Five years ago this month, on Black Friday, the Fed launched an unprecedented shopping spree. By that point in the financial crisis, Congress had already passed legislation, the Troubled Asset Relief Program, to halt the U.S. banking system’s free fall. Beyond Wall Street, though, the economic pain was still soaring. In the last three months of 2008 alone, almost two million Americans would lose their jobs.

The Fed said it wanted to help—through a new program of massive bond purchases. There were secondary goals, but Chairman Ben Bernanke made clear that the Fed’s central motivation was to “affect credit conditions for households and businesses”: to drive down the cost of credit so that more Americans hurting from the tanking economy could use it to weather the downturn. For this reason, he originally called the initiative “credit easing.”

My part of the story began a few months later. Having been at the Fed for seven years, until early 2008, I was working on Wall Street in spring 2009 when I got an unexpected phone call. Would I come back to work on the Fed’s trading floor? The job: managing what was at the heart of QE’s bond-buying spree—a wild attempt to buy $1.25 trillion in mortgage bonds in 12 months. Incredibly, the Fed was calling to ask if I wanted to quarterback the largest economic stimulus in U.S. history.

“In its almost 100-year history, the Fed had never bought one mortgage bond. Now my program was buying so many each day through active, unscripted trading that we constantly risked driving bond prices too high and crashing global confidence in key financial markets. We were working feverishly to preserve the impression that the Fed knew what it was doing,” he said.

Huszar admitted what many fear most, that Federal Reserve has lost its ability to operate outside of the pressures of Wall Street.

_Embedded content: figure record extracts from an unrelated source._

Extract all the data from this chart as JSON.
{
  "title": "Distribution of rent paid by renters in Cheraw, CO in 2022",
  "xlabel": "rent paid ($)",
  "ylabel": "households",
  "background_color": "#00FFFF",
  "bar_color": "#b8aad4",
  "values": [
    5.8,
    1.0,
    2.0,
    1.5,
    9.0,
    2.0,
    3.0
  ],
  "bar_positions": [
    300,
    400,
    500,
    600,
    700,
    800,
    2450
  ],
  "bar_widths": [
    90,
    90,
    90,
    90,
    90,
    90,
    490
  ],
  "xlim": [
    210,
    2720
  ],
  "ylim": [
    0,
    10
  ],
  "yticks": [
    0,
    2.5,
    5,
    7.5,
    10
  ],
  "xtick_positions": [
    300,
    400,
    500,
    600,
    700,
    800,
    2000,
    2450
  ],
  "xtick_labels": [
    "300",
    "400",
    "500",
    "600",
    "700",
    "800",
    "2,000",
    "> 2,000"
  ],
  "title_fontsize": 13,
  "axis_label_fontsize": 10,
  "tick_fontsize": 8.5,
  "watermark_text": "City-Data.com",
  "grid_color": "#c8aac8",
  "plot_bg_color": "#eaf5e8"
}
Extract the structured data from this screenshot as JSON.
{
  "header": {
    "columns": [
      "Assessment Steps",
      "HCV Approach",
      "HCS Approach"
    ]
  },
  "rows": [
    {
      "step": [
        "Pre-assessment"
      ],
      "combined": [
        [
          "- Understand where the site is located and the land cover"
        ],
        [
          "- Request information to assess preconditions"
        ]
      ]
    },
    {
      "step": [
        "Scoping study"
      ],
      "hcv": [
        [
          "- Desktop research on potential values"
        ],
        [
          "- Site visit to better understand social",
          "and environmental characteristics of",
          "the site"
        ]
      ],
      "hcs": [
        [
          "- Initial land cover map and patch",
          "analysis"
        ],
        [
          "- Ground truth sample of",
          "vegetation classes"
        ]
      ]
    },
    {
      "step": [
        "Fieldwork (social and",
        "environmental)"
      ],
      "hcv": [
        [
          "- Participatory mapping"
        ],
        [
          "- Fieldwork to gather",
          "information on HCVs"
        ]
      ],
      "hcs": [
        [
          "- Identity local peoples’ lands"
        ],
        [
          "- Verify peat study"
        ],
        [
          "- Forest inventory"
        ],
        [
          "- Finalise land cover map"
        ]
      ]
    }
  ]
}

“I realized the Fed had lost any remaining ability to think independently from Wall Street. Demoralized, I returned to the private sector,” he laments.

The big problem, according to Huszar, is that the Federal Reserve covers up the real economic problems the country faces.

“Because QE was relentlessly pumping money into the financial markets during the past five years, it killed the urgency for Washington to confront a real crisis: that of a structurally unsound U.S. economy. Yes, those financial markets have rallied spectacularly, breathing much-needed life back into 401(k)s, but for how long?” Huszar warns.